Builds reusable voice profiles using character name, voice characteristics, and sample line fields. Includes model picker and advanced options for voice identity shaping.

Voice-to-Voice Panel

Transforms source audio into a target voice. Supports file upload, drag-drop, asset browser selection, source preview player, target voice picker, and model-specific options.

Audio Metadata Panel

Sidebar metadata context for selected audio and timeline points (duration/current time/in-out).

Performance Text Panel

Displays performance text context tied to the current asset so generation choices stay aligned to script intent.

Workspace Header

Main-center controls to select project audio into workspace and clear the current canvas audio.

Audio Player Panel

Playback and edit controls: play/pause, seek, volume, speed, reverse, in/out points, apply trim, and reset trim.

Previous Generations Panel

Bottom history strip of generated outputs with quick selection.
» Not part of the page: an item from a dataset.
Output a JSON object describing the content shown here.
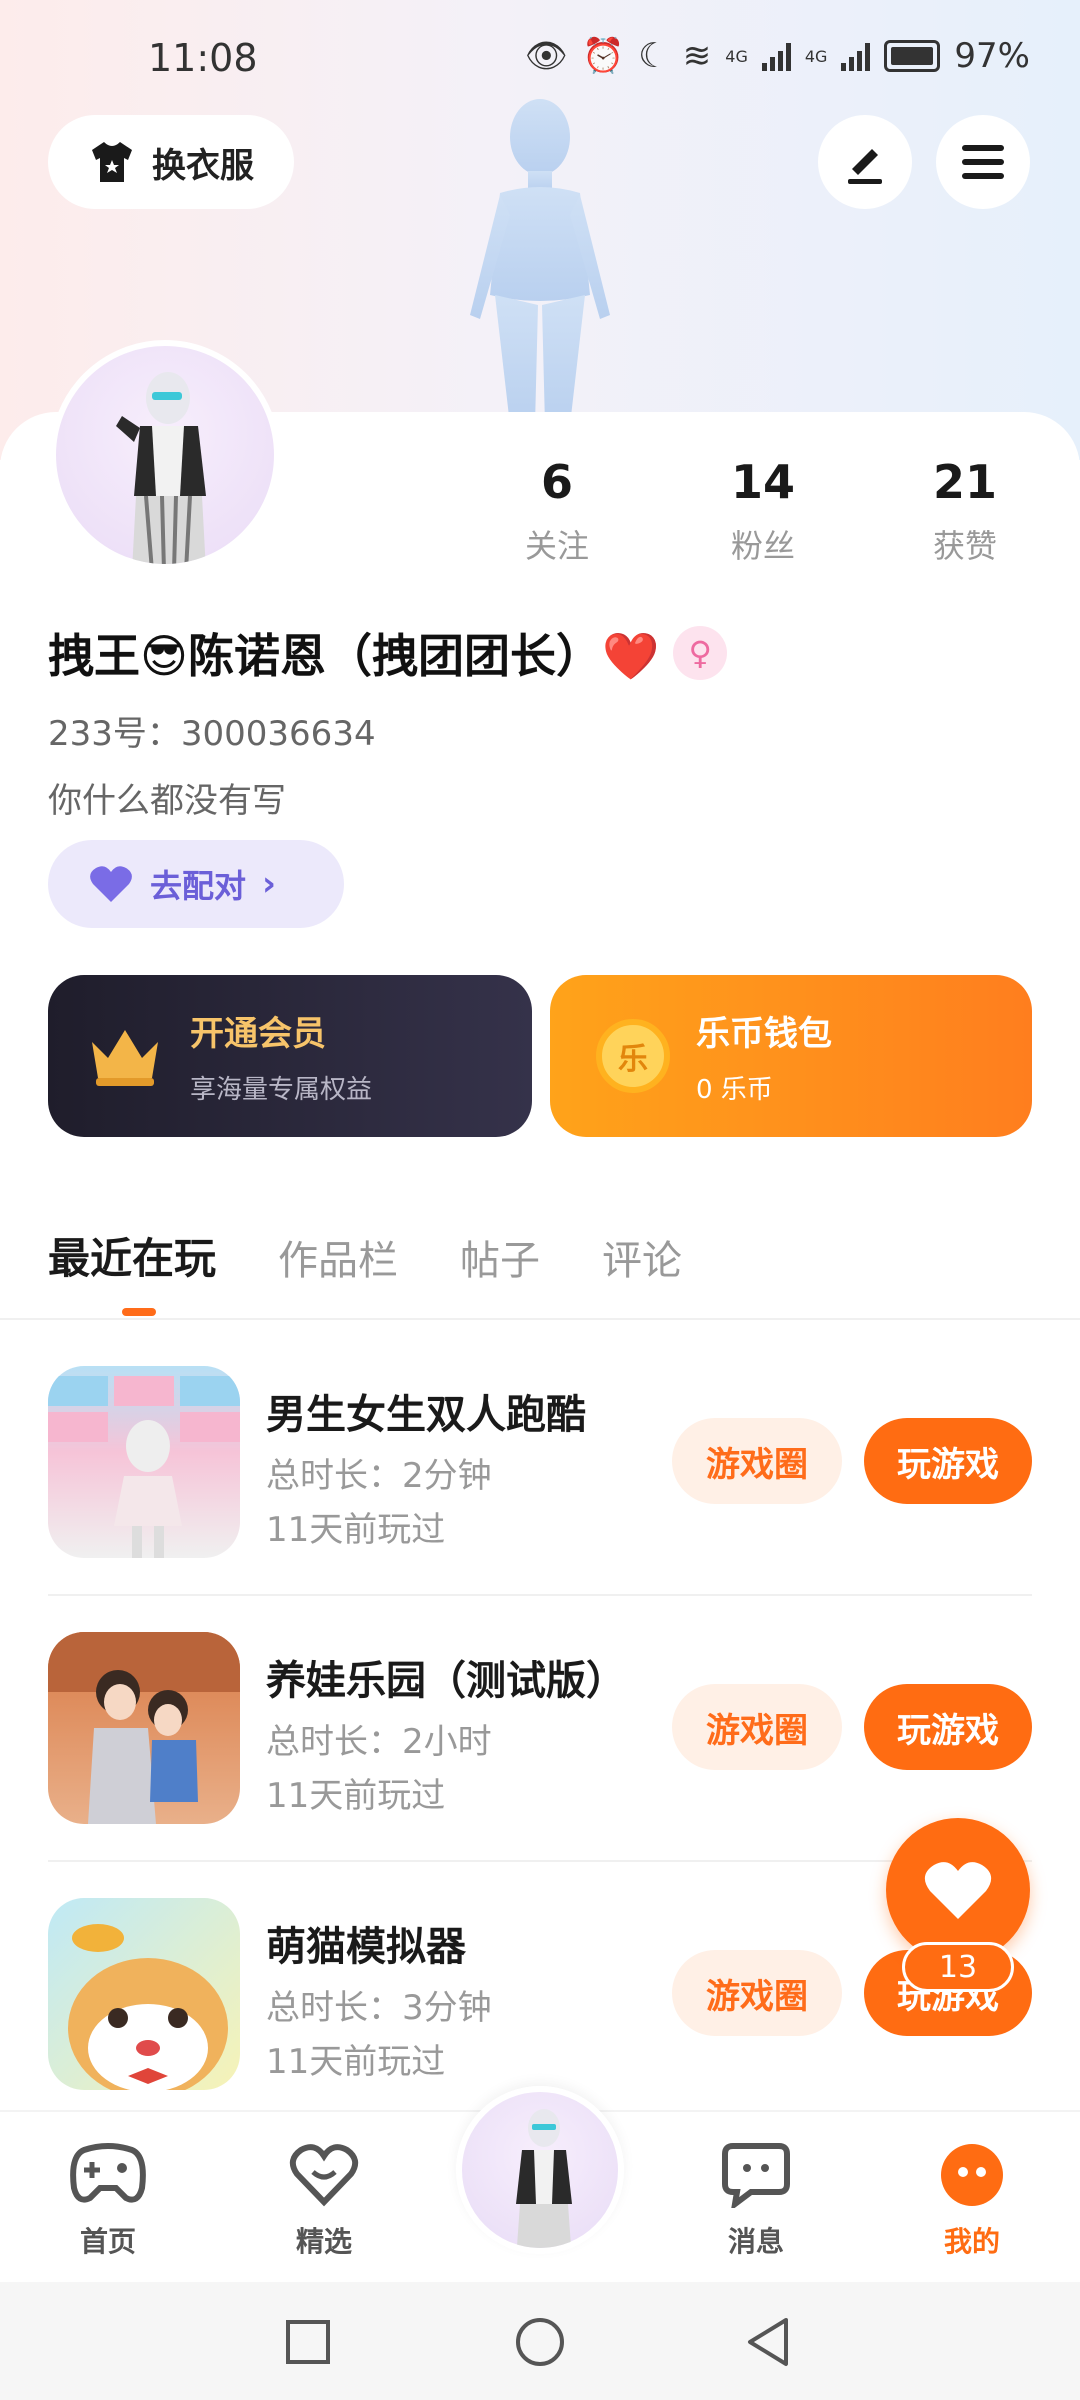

Collapsible and vertically resizable for compare-heavy review passes.

Panel Persistence Behavior

Each modality keeps its own configuration snapshot, so switching panels preserves previous settings instead of resetting them.

Main Workspace Capabilities

Select existing project audio into the workspace header.
Play/pause, seek, volume, playback speed, and reverse playback controls.
Set in/out points and apply trim or reset trim.
Review metadata and attached performance text context during iteration.

Step-by-Step Workflow

Open Audio Generator in the target project.
Choose a modality panel (Dialogue, SFX, Voice Design, or Voice-to-Voice).
Set model + prompt/options in that panel.
Generate and monitor status in header/task indicators.
Preview in the central player and trim if needed.
Compare alternates from the bottom previous-generations panel.
Select the approved take and continue to timeline/assembly workflows.

Usage Tips

Name outputs by scene + intent + version so downstream review is faster.
Keep each modality focused on one task type to avoid prompt confusion.
Use the bottom generations panel as your source-of-truth shortlist before exporting or placing in edits.

Controls and Functions

Control	Function	Output
Dialogue panel	Generates text-to-speech from character, prompt, voice, model, and format settings.	Dialogue audio assets and takes.
SFX panel	Generates sound effects or foley from prompt, duration, model, and output settings.	SFX assets ready for Timeline or Mixer.
Voice design panel	Creates reusable voice profiles from descriptive characteristics and sample lines.	Voice options for character and dialogue workflows.
Voice-to-voice panel	Transforms uploaded or selected source audio into a target voice.	Alternate voice takes.
Audio source controls	Select, upload, drag-drop, preview, and clear source audio.	The active source drives trim and transform actions.
Player transport	Play, pause, seek, set volume, speed, reverse, and scrub.	Use to evaluate generated takes precisely.
Trim controls	Set in/out points, apply trim, or reset trim.	Creates cleaner clips for timeline use.
Metadata/performance panels	Show duration, current time, selected asset data, and script/performance text.	Use for alignment with character or scene intent.
Previous generations panel	Displays prior audio takes for comparison and selection.	Select the approved take before handoff.